Aux-Etats-Unis, un Français fait entrer le hip-hop à l’université

, par  Carole Boinet , popularité : 1%

Jay-Z dans le clip de "99 problems"

Ça vous dirait d’étudier Jay-Z, NTM ou encore Grandmaster Flash à la fac ? C’est désormais possible à l’université d’Arizona, aux États-Unis, où le Français Alain-Philippe Durand, auteur de Black, Blanc, Beur. Rap Music and Hip-Hop Culture in the Francophone World (Scarecrow Press, 2002) et professeur de français à l’université, a ouvert avec l’aide de ses collègues un programme de six cours sur la culture hip-hop au sein d’un diplôme baptisé “Africana Studies”. Un projet universitaire qui fait saliver et qui constitue une grande première, mais qui en laisse plus d’un sceptique. Et il y a de quoi. Car comment étudie-t-on le hip-hop à l’université ? Pour Alain-Philippe Durand, il faut tout d’abord définir ce qu’est le hip-hop, à savoir “une culture à l’intérieur de laquelle il y a plusieurs modes d’expression, comme le rap, la danse ou encore l’art de rue”. Le rap ne sera donc pas la seule forme étudiée. Loin de là. Seront aussi décortiqués, dans une logique d’inter-disciplinarité, les rapports entre le hip-hop et le cinéma, et le hip-hop et l’Amérique latine. Un beau programme en perspective.

De Grandmaster Flash à Public Enemy

Dans son cours, Alain-Philippe Durand se concentrera, lui, sur l’étude de morceaux de rap, d’un point de vue socio-historique plus que littéraire, avec pour référent la notion de paradoxe, sur laquelle repose selon lui la culture hip-hop :

“Le hip-hop a commencé avec des laissé-pour-compte qui prenaient le micro pour se faire entendre. Mais, pour être entendus, ils devaient rentrer un peu dans le système.

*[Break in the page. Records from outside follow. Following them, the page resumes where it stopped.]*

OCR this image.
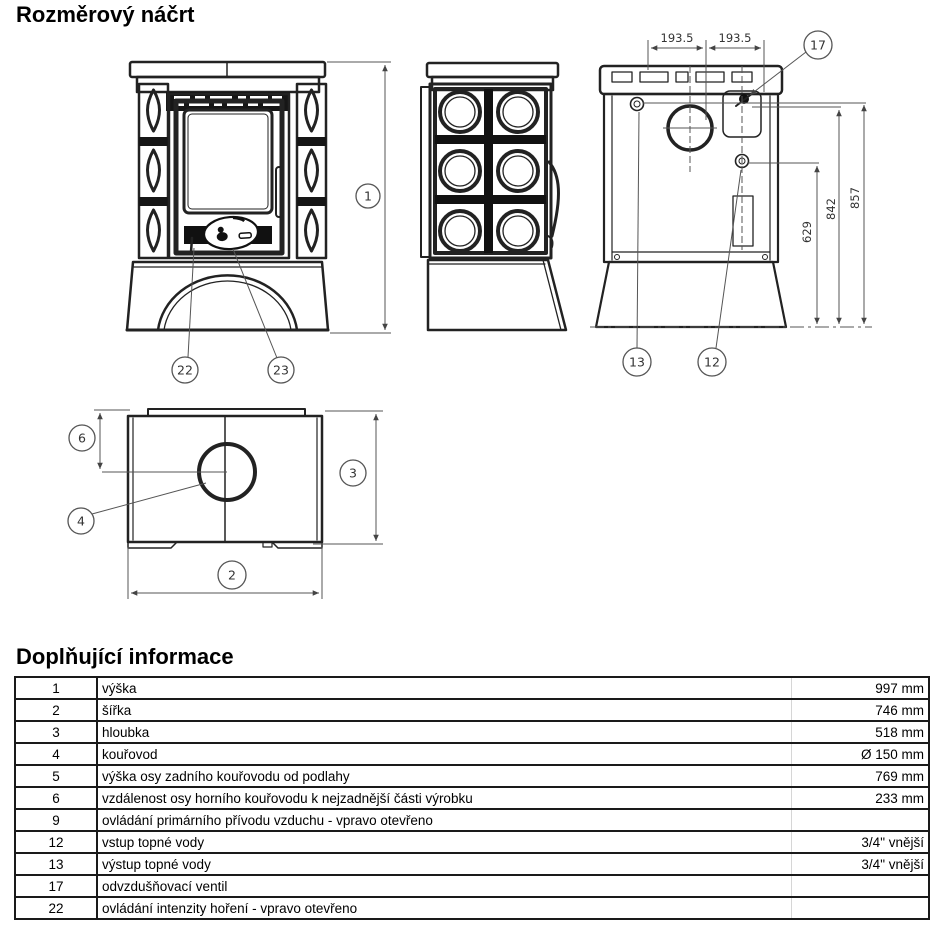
Rozměrový náčrt
1
22	23
193.5 193.5
629
842
857
17
13	12
6
4
3
2
Doplňující informace
1	výška	997 mm
2	šířka	746 mm
3	hloubka	518 mm
4	kouřovod	Ø 150 mm
5	výška osy zadního kouřovodu od podlahy	769 mm
6	vzdálenost osy horního kouřovodu k nejzadnější části výrobku	233 mm
9	ovládání primárního přívodu vzduchu - vpravo otevřeno	
12	vstup topné vody	3/4" vnější
13	výstup topné vody	3/4" vnější
17	odvzdušňovací ventil	
22	ovládání intenzity hoření - vpravo otevřeno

Certains l’ont fait à 150%, d’autres ont essayé de maintenir une autonomie.”

Et de prendre l’exemple de la scission originelle entre l’underground avec Grandmaster Flash ou Afrika Bambaataa et le mainstream avec Sugarhill Gang, un groupe monté selon lui de toutes pièces par une productrice, et dont le single Rapper’s Delight a été le premier succès de rap, en 1979.

Cette contradiction a toujours nourri le hip-hop” assure-t-il, avant de souligner le problème de légitimité qu’ont certains artistes, “devenus de véritables entrepreneurs” en développant ce qu’il appelle “le marketing du hip-hop“. Exemples (bien connus) : Jay-Z, Kanye West, Sean Combs.

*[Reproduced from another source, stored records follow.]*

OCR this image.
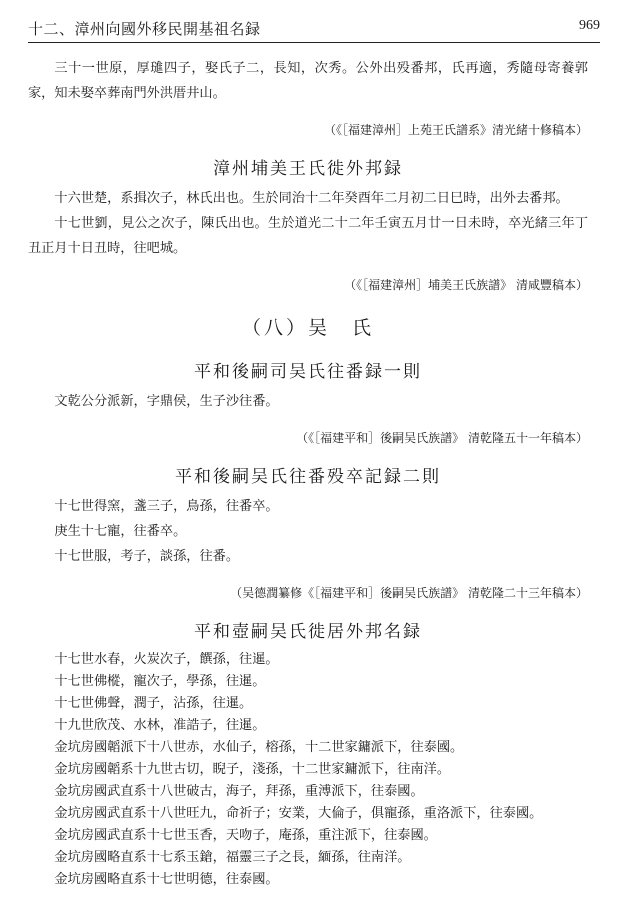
十二、漳州向國外移民開基祖名録	969

三十一世原，厚璡四子，娶氏子二，長知，次秀。公外出殁番邦，氏再適，秀隨母寄養郭家，知未娶卒葬南門外洪厝井山。

（《［福建漳州］上苑王氏譜系》清光緒十修稿本）
漳州埔美王氏徙外邦録

十六世楚，系揖次子，林氏出也。生於同治十二年癸酉年二月初二日巳時，出外去番邦。

十七世劉，見公之次子，陳氏出也。生於道光二十二年壬寅五月廿一日未時，卒光緒三年丁丑正月十日丑時，往吧城。

（《［福建漳州］埔美王氏族譜》 清咸豐稿本）
（八）吴　氏
平和後嗣司吴氏往番録一則

文乾公分派新，字鼎侯，生子沙往番。

（《［福建平和］後嗣吴氏族譜》 清乾隆五十一年稿本）
平和後嗣吴氏往番殁卒記録二則

十七世得窯，盞三子，鳥孫，往番卒。

庚生十七寵，往番卒。

十七世服，考子，談孫，往番。

（吴德潤纂修《［福建平和］後嗣吴氏族譜》 清乾隆二十三年稿本）
平和壺嗣吴氏徙居外邦名録

十七世水春，火炭次子，饌孫，往暹。

十七世佛樅，寵次子，學孫，往暹。

十七世佛聲，潤子，沾孫，往暹。

十九世欣茂、水林，准誥子，往暹。

金坑房國韜派下十八世赤，水仙子，榕孫，十二世家鏞派下，往泰國。

金坑房國韜系十九世古切，睨子，淺孫，十二世家鏞派下，往南洋。

金坑房國武直系十八世破古，海子，拜孫，重溥派下，往泰國。

金坑房國武直系十八世旺九，命祈子；安業，大倫子，俱寵孫，重洛派下，往泰國。

金坑房國武直系十七世玉香，天吻子，庵孫，重注派下，往泰國。

金坑房國略直系十七系玉鎗，福靈三子之長，緬孫，往南洋。

金坑房國略直系十七世明德，往泰國。
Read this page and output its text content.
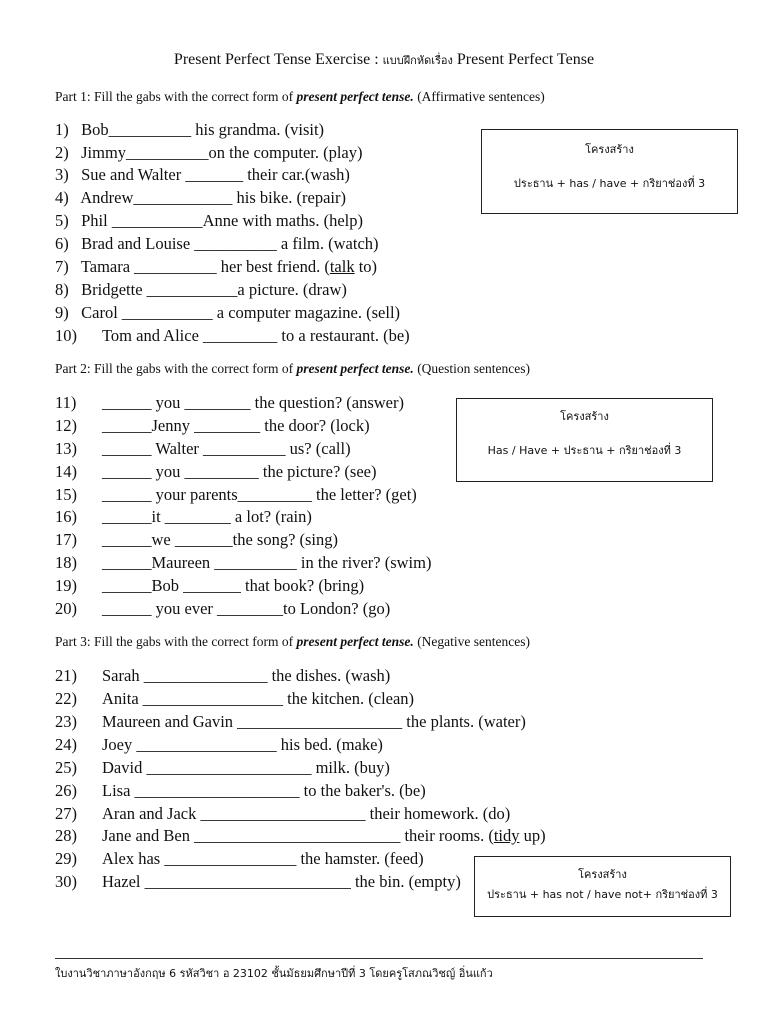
Present Perfect Tense Exercise : แบบฝึกหัดเรื่อง Present Perfect Tense
Part 1: Fill the gabs with the correct form of present perfect tense. (Affirmative sentences)
Part 2: Fill the gabs with the correct form of present perfect tense. (Question sentences)
Part 3: Fill the gabs with the correct form of present perfect tense. (Negative sentences)
1) Bob__________ his grandma. (visit)
2) Jimmy__________on the computer. (play)
3) Sue and Walter _______ their car.(wash)
4) Andrew____________ his bike. (repair)
5) Phil ___________Anne with maths. (help)
6) Brad and Louise __________ a film. (watch)
7) Tamara __________ her best friend. (talk to)
8) Bridgette ___________a picture. (draw)
9) Carol ___________ a computer magazine. (sell)
10) Tom and Alice _________ to a restaurant. (be)
11) ______ you ________ the question? (answer)
12) ______Jenny ________ the door? (lock)
13) ______ Walter __________ us? (call)
14) ______ you _________ the picture? (see)
15) ______ your parents_________ the letter? (get)
16) ______it ________ a lot? (rain)
17) ______we _______the song? (sing)
18) ______Maureen __________ in the river? (swim)
19) ______Bob _______ that book? (bring)
20) ______ you ever ________to London? (go)
21) Sarah _______________ the dishes. (wash)
22) Anita _________________ the kitchen. (clean)
23) Maureen and Gavin ____________________ the plants. (water)
24) Joey _________________ his bed. (make)
25) David ____________________ milk. (buy)
26) Lisa ____________________ to the baker's. (be)
27) Aran and Jack ____________________ their homework. (do)
28) Jane and Ben _________________________ their rooms. (tidy up)
29) Alex has ________________ the hamster. (feed)
30) Hazel _________________________ the bin. (empty)
โครงสร้าง
ประธาน + has / have + กริยาช่องที่ 3
โครงสร้าง
Has / Have + ประธาน + กริยาช่องที่ 3
โครงสร้าง
ประธาน + has not / have not+ กริยาช่องที่ 3
ใบงานวิชาภาษาอังกฤษ 6 รหัสวิชา อ 23102 ชั้นมัธยมศึกษาปีที่ 3 โดยครูโสภณวิชญ์ อิ่นแก้ว
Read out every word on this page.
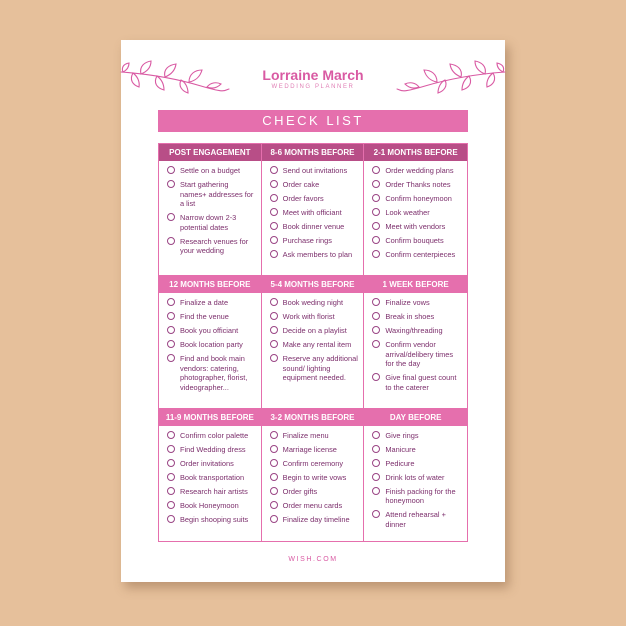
Lorraine March
WEDDING PLANNER
CHECK LIST
POST ENGAGEMENT
Settle on a budget
Start gathering names+ addresses for a list
Narrow down 2-3 potential dates
Research venues for your wedding
8-6 MONTHS BEFORE
Send out invitations
Order cake
Order favors
Meet with officiant
Book dinner venue
Purchase rings
Ask members to plan
2-1 MONTHS BEFORE
Order wedding plans
Order Thanks notes
Confirm honeymoon
Look weather
Meet with vendors
Confirm bouquets
Confirm centerpieces
12 MONTHS BEFORE
Finalize a date
Find the venue
Book you officiant
Book location party
Find and book main vendors: catering, photographer, florist, videographer...
5-4 MONTHS BEFORE
Book weding night
Work with florist
Decide on a playlist
Make any rental item
Reserve any additional sound/ lighting equipment needed.
1 WEEK BEFORE
Finalize vows
Break in shoes
Waxing/threading
Confirm vendor arrival/delibery times for the day
Give final guest count to the caterer
11-9 MONTHS BEFORE
Confirm color palette
Find Wedding dress
Order invitations
Book transportation
Research hair artists
Book Honeymoon
Begin shooping suits
3-2 MONTHS BEFORE
Finalize menu
Marriage license
Confirm ceremony
Begin to write vows
Order gifts
Order menu cards
Finalize day timeline
DAY BEFORE
Give rings
Manicure
Pedicure
Drink lots of water
Finish packing for the honeymoon
Attend rehearsal + dinner
WISH.COM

Mais avant d’en arriver là, Alain-Philippe Durand reviendra sur le passage de la culture hip-hop au mainstream, marqué, entre autres, par MTV :

“Au début des années 80, la musique, c’est MTV. Et MTV c’est le rock. En 1983, Michael Jackson sort Thriller. C’est le premier artiste non rockeur qui passe sur MTV. On commence alors à voir des noirs sur la chaîne. Et puis Michael Jackson c’est le moonwalk, un pas mondialement connue qui est une forme de danse hip-hop.”

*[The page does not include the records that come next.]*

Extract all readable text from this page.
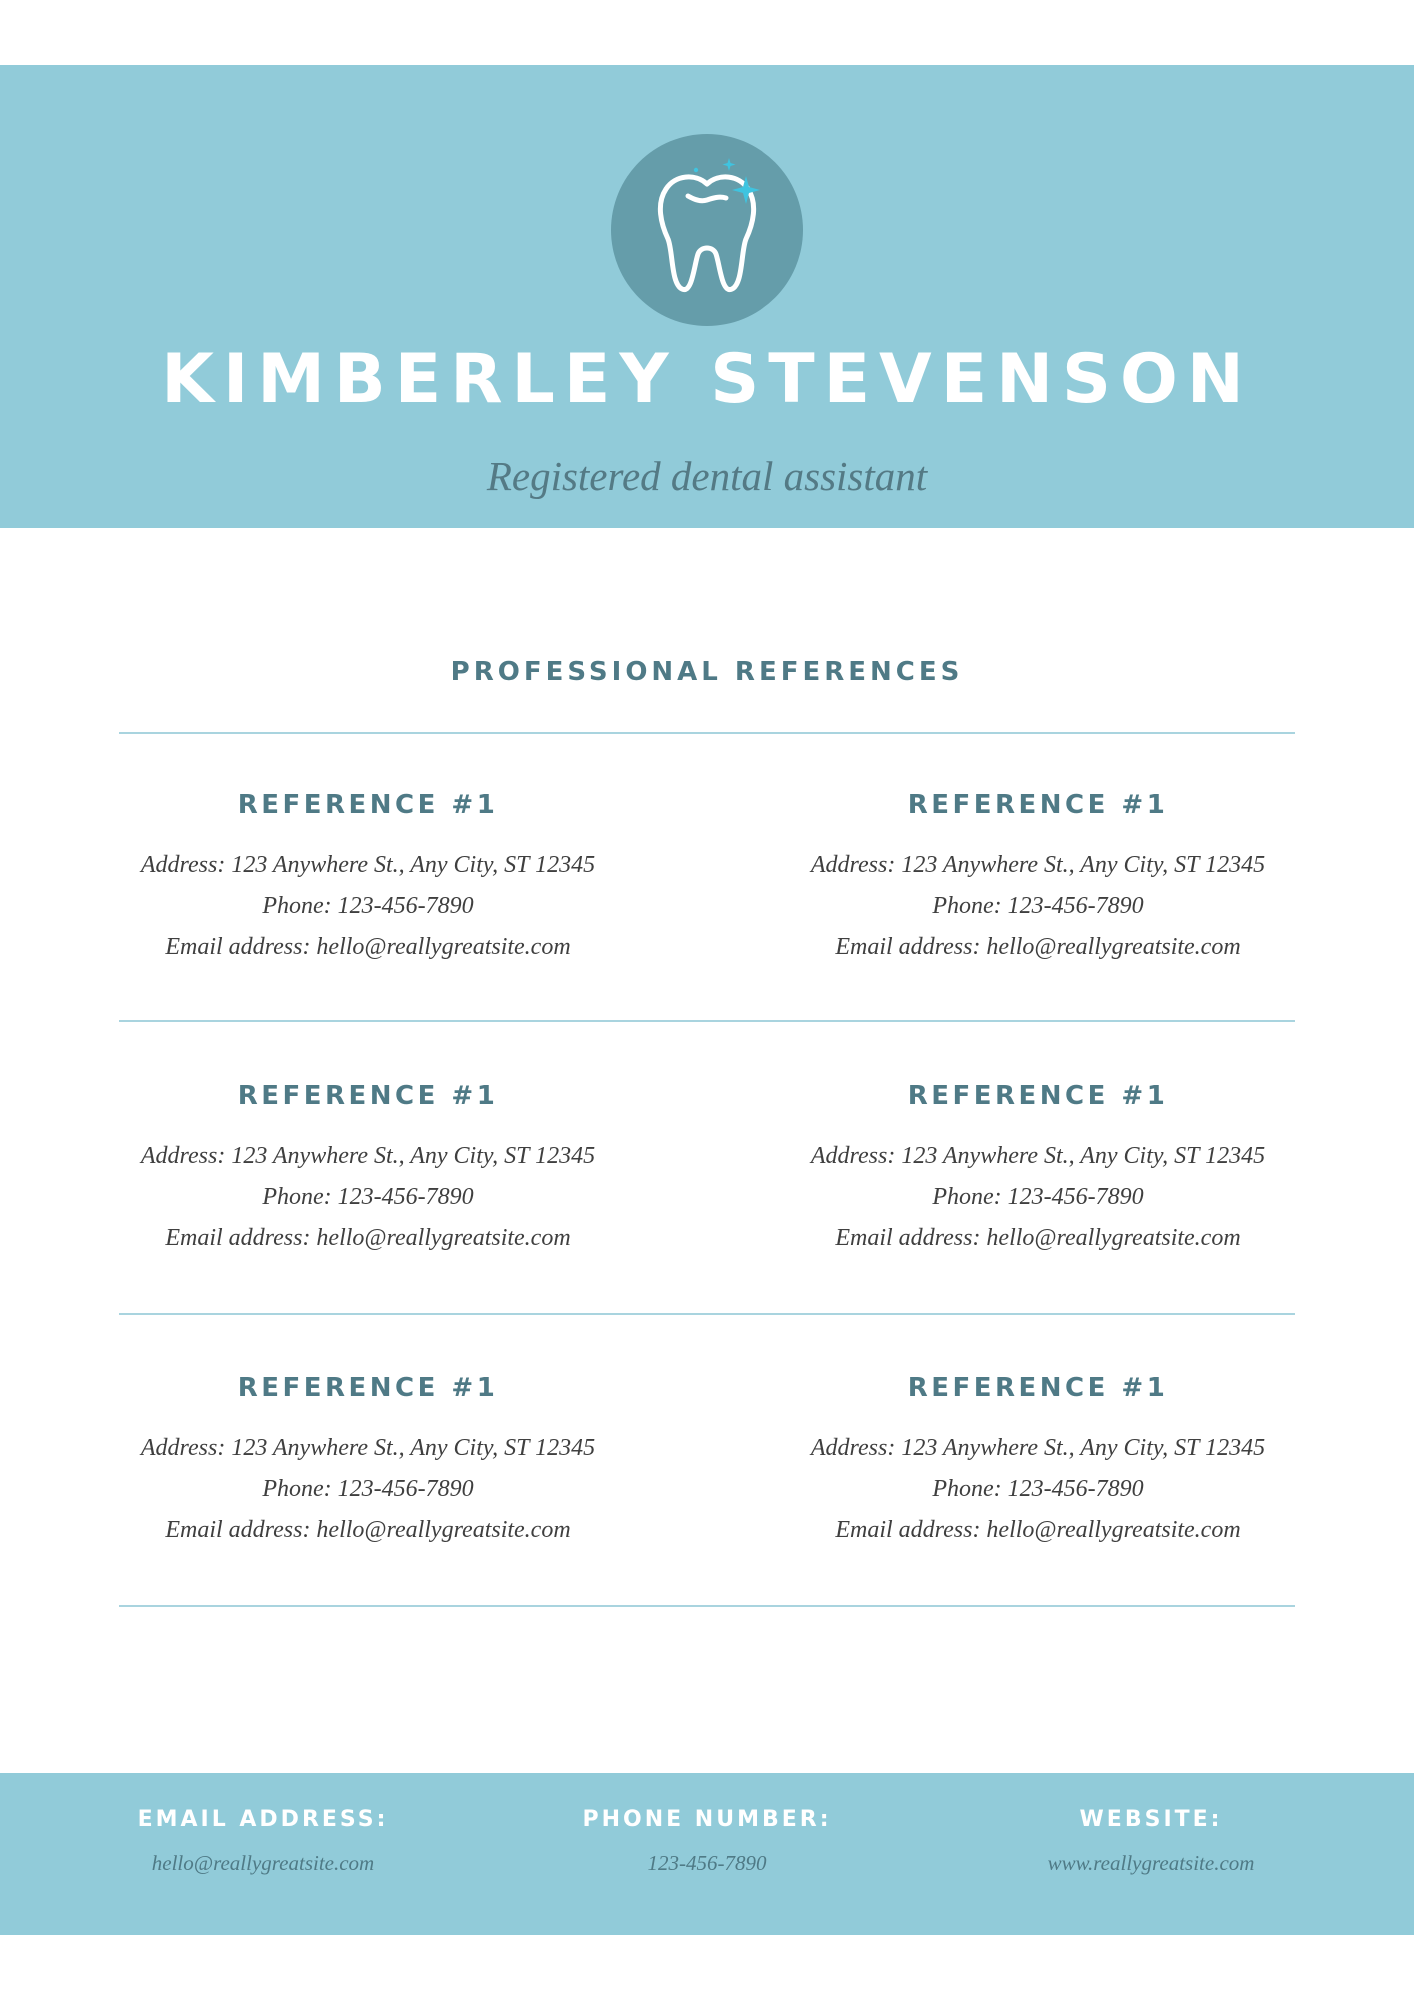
KIMBERLEY STEVENSON
Registered dental assistant
PROFESSIONAL REFERENCES
REFERENCE #1
Address: 123 Anywhere St., Any City, ST 12345
Phone: 123-456-7890
Email address: hello@reallygreatsite.com
REFERENCE #1
Address: 123 Anywhere St., Any City, ST 12345
Phone: 123-456-7890
Email address: hello@reallygreatsite.com
REFERENCE #1
Address: 123 Anywhere St., Any City, ST 12345
Phone: 123-456-7890
Email address: hello@reallygreatsite.com
REFERENCE #1
Address: 123 Anywhere St., Any City, ST 12345
Phone: 123-456-7890
Email address: hello@reallygreatsite.com
REFERENCE #1
Address: 123 Anywhere St., Any City, ST 12345
Phone: 123-456-7890
Email address: hello@reallygreatsite.com
REFERENCE #1
Address: 123 Anywhere St., Any City, ST 12345
Phone: 123-456-7890
Email address: hello@reallygreatsite.com
EMAIL ADDRESS:
hello@reallygreatsite.com
PHONE NUMBER:
123-456-7890
WEBSITE:
www.reallygreatsite.com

Autre moment-clé : le duo d’Aerosmith et Run DMC sur Walk This Way, qui constitue, selon lui, “un passage de témoin entre le rock et le rap“. Alain-Philippe Durand ne choisi pas ses morceaux par hasard. Il se penchera par exemple sur le Rockit de Herbie Hancock parce qu’il a “donné un élan au mouvement hip-hop” en montrant qu’un jazzman peut s’y intéresser. Mais, aussi, parce qu’on y trouve du scratch, une technique qui constitue “un acte politique” :

“A l’époque, on n’était pas supposé toucher le disque. La chaîne stéréo était l’objet sacré, il fallait demander la permission aux parents pour mettre un disque. Avec le scratching on va pour la première fois mettre la main sur un disque !”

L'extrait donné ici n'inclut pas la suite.